In conclusion, our study’s findings of an increased incidence of high-birthweight infants after frozen oocyte ET in both autologous and donor populations raise important questions about oocyte vitrification that deserve further study and cannot be entirely attributed to differences in the endometrial environment. Additionally, although it is reassuring that no difference in LB was observed between fresh and frozen autologous oocytes, the finding of a decreased likelihood of LB after frozen-donor oocytes compared with fresh donor oocytes is an important finding as more patients seek to use frozen oocytes for donor egg cycles. Future research should be directed toward LB success with the use of frozen-donor oocytes, with the hope that this will provide clinicians with the needed information to provide individualized patient care and counseling as it pertains to their prognosis.

Declaration of Interests

C.A.B. has nothing to disclose. A.P.S. has nothing to disclose. E.D. has nothing to disclose. S.M. has nothing to disclose.
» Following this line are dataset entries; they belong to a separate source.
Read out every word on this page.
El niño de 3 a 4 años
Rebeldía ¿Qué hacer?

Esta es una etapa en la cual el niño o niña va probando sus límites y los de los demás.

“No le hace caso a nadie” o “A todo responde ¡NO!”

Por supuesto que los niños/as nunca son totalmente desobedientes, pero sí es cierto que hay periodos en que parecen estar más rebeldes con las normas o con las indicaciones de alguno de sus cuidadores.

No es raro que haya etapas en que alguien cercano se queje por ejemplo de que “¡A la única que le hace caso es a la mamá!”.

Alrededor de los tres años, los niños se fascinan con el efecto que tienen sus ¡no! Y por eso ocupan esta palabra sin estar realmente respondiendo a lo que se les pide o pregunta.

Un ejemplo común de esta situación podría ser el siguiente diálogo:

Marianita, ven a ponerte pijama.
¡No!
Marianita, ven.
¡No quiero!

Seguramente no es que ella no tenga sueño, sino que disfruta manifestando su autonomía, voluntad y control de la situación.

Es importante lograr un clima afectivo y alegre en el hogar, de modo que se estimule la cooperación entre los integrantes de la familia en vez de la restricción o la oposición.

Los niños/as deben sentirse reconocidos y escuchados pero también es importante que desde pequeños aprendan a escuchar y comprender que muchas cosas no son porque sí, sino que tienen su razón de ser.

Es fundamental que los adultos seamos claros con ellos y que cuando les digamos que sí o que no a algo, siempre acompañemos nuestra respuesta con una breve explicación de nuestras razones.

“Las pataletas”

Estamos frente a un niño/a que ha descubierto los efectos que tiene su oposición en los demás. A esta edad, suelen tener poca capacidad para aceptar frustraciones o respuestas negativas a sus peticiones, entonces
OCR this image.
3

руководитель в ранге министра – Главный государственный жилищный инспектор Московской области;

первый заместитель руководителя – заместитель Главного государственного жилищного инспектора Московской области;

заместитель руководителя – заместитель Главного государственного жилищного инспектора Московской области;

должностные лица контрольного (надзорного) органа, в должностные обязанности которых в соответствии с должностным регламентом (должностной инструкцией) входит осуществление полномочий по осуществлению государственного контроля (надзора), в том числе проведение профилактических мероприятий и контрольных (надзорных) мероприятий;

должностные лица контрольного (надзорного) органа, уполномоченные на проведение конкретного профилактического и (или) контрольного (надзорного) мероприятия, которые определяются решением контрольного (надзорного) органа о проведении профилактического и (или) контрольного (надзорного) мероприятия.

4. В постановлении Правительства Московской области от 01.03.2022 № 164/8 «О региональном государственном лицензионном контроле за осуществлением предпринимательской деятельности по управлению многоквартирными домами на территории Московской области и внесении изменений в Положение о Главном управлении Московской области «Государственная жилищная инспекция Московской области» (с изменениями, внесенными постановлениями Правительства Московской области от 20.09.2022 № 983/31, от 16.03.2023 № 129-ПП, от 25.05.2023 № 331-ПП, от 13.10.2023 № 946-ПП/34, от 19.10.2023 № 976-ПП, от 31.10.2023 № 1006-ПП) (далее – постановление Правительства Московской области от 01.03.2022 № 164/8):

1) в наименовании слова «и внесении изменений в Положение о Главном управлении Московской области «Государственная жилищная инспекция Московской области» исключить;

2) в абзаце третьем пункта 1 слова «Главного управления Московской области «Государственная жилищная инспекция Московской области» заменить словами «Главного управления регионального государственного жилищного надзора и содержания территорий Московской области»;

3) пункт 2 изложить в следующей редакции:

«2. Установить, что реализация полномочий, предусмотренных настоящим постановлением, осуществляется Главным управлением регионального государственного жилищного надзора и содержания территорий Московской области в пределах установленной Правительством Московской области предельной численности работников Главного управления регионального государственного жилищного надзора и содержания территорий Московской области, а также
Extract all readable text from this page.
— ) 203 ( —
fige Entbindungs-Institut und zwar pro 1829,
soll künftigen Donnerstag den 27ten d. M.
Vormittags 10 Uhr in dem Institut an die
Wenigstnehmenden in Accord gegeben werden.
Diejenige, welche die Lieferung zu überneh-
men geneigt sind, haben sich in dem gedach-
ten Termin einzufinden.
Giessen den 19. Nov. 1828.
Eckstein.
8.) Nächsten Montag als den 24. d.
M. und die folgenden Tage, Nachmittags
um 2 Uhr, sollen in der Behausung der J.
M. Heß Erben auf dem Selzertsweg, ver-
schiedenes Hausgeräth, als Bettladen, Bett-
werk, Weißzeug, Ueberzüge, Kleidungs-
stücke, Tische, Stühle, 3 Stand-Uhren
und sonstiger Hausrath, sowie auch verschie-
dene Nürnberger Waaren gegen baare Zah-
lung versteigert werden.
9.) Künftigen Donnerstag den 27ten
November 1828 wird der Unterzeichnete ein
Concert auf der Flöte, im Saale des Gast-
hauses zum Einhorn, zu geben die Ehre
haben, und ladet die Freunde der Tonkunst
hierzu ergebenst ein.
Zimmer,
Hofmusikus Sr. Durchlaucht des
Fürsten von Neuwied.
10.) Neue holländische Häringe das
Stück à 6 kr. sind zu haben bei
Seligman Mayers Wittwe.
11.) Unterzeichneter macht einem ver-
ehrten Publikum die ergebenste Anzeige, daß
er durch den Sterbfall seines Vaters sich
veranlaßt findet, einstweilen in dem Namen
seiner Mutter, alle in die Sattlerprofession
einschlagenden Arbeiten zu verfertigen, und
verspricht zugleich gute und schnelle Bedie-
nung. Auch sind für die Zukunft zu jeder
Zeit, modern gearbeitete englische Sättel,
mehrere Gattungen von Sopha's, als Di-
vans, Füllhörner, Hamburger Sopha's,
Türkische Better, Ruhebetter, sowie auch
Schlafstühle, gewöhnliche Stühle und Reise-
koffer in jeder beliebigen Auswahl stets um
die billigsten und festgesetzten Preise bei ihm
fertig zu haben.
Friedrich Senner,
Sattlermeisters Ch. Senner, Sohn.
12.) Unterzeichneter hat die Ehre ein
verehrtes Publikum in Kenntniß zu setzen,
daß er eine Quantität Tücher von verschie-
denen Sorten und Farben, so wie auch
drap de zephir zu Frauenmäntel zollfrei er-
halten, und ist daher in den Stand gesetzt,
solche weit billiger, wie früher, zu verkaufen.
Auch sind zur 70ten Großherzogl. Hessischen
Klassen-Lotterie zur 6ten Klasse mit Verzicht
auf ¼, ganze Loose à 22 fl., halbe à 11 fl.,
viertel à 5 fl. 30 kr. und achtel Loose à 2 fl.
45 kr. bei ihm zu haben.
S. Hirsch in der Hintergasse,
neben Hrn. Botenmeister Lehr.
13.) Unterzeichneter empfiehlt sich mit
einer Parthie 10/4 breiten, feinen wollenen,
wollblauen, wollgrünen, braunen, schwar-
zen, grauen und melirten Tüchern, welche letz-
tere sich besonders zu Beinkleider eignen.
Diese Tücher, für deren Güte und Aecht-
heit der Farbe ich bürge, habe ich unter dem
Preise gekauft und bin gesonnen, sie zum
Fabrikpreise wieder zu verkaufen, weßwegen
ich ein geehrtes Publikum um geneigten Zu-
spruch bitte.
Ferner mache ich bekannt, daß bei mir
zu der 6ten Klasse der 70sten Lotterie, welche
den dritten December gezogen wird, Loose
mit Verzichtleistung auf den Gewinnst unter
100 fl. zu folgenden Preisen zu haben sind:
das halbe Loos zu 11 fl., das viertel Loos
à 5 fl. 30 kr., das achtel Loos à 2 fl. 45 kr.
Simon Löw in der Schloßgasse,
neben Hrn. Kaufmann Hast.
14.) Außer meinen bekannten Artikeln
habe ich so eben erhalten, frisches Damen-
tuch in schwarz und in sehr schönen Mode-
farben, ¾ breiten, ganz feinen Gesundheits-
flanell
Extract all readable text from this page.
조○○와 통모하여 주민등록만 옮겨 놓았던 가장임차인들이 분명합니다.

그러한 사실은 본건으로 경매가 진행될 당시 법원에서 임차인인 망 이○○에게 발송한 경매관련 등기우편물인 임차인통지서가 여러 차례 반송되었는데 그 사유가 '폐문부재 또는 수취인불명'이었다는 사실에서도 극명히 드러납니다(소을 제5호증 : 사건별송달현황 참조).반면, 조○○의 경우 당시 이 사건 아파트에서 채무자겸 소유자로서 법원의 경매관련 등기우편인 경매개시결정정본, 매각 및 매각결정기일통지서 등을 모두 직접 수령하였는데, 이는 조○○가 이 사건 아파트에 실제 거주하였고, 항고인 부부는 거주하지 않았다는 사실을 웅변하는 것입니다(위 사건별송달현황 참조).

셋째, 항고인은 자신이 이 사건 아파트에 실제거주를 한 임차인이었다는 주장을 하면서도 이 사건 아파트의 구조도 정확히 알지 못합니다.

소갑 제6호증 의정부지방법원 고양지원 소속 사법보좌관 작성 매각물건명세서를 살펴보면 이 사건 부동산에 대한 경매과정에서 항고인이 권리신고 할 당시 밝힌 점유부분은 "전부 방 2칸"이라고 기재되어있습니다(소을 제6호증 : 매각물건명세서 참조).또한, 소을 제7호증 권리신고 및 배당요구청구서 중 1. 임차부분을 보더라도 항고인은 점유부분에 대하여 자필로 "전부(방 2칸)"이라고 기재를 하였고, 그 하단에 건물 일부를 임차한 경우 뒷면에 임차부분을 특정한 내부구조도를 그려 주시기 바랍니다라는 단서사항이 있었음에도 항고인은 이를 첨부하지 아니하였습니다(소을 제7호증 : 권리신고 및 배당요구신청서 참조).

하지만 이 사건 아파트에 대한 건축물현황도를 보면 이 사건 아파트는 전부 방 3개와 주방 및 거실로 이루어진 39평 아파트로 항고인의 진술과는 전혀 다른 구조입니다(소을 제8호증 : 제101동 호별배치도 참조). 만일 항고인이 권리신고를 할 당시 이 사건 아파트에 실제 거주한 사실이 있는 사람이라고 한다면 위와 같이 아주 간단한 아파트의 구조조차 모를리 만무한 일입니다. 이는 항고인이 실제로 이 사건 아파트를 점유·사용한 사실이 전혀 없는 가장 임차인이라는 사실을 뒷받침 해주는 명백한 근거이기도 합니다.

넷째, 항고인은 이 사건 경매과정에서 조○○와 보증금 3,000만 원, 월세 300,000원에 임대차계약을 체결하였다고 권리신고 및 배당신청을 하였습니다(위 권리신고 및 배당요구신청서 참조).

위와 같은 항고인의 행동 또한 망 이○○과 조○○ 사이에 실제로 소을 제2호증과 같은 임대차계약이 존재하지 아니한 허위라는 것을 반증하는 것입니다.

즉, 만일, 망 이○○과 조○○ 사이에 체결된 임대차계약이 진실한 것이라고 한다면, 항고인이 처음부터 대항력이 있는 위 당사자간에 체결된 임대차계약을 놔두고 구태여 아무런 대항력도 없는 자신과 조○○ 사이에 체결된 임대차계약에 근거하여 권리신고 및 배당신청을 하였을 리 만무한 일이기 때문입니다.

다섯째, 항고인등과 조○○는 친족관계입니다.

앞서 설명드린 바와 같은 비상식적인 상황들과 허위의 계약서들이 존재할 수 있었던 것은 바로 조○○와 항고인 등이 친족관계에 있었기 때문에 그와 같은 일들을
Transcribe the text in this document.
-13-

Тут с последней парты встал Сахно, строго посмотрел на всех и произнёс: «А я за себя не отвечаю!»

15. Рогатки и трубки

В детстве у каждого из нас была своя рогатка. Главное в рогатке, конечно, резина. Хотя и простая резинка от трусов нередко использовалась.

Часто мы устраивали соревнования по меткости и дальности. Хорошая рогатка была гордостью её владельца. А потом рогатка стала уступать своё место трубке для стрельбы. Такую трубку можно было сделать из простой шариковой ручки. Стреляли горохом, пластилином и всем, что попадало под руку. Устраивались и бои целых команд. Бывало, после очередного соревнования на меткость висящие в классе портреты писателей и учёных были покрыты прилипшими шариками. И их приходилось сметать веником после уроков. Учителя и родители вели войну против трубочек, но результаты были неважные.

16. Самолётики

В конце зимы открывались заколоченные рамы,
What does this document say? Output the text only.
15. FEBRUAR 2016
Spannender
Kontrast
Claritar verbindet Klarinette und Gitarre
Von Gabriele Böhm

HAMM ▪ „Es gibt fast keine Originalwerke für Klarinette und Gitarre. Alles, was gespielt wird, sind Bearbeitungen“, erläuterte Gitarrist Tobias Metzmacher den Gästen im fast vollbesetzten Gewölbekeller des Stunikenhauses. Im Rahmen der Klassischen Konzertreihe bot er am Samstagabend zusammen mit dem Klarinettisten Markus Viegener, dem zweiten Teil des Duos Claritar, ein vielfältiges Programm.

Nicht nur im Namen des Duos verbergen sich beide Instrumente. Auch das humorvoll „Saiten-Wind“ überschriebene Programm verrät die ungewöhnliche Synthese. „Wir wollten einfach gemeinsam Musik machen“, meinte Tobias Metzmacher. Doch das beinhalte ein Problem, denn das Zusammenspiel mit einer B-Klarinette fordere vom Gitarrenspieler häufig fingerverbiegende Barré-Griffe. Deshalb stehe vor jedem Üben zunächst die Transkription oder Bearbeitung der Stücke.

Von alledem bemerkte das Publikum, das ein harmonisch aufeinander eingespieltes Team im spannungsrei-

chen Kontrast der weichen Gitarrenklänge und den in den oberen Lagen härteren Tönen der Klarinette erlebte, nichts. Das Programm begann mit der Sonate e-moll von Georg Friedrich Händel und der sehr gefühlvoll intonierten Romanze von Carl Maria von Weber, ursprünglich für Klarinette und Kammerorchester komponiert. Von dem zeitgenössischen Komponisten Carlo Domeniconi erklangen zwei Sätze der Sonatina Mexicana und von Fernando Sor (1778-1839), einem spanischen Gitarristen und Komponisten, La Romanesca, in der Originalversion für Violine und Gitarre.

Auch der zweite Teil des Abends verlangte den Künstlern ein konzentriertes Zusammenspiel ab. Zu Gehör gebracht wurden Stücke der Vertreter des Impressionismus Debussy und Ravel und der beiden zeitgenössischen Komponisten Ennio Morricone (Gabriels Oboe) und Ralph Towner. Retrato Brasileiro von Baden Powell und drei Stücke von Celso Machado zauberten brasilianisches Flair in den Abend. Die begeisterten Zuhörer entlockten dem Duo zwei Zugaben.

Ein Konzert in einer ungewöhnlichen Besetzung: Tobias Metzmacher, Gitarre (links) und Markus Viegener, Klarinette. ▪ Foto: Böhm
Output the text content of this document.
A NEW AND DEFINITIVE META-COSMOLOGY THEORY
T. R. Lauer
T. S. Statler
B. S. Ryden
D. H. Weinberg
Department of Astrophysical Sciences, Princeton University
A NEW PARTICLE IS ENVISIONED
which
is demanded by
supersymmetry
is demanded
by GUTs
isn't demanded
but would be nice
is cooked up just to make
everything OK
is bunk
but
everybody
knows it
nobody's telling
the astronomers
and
R.W. reports funding from the SREI research grant and University Hospitals/Case Western Reserve R&E Rapid Response COVID Pilot grant; honoraria from Einstein/Montefiore Hospital and Midwest Reproductive Society International; stock options Sermonix Pharmaceuticals outside the submitted work.

Acknowledgments

The authors thank the Society for Assisted Reproductive Technology (SART) for the dataset, as well as all SART members for providing clinical information to the Society for Assisted Reproductive Technology Clinic Outcome Reporting System (SART CORS) database for use by patients and researchers. Without the efforts of SART members, this research would not have been possible.

Footnotes

Supported in part by the Intramural Research Program of the Eunice Kennedy Shriver National Institute of Child Health and Human Development (NICHD), National Institutes of Health, Bethesda, Maryland.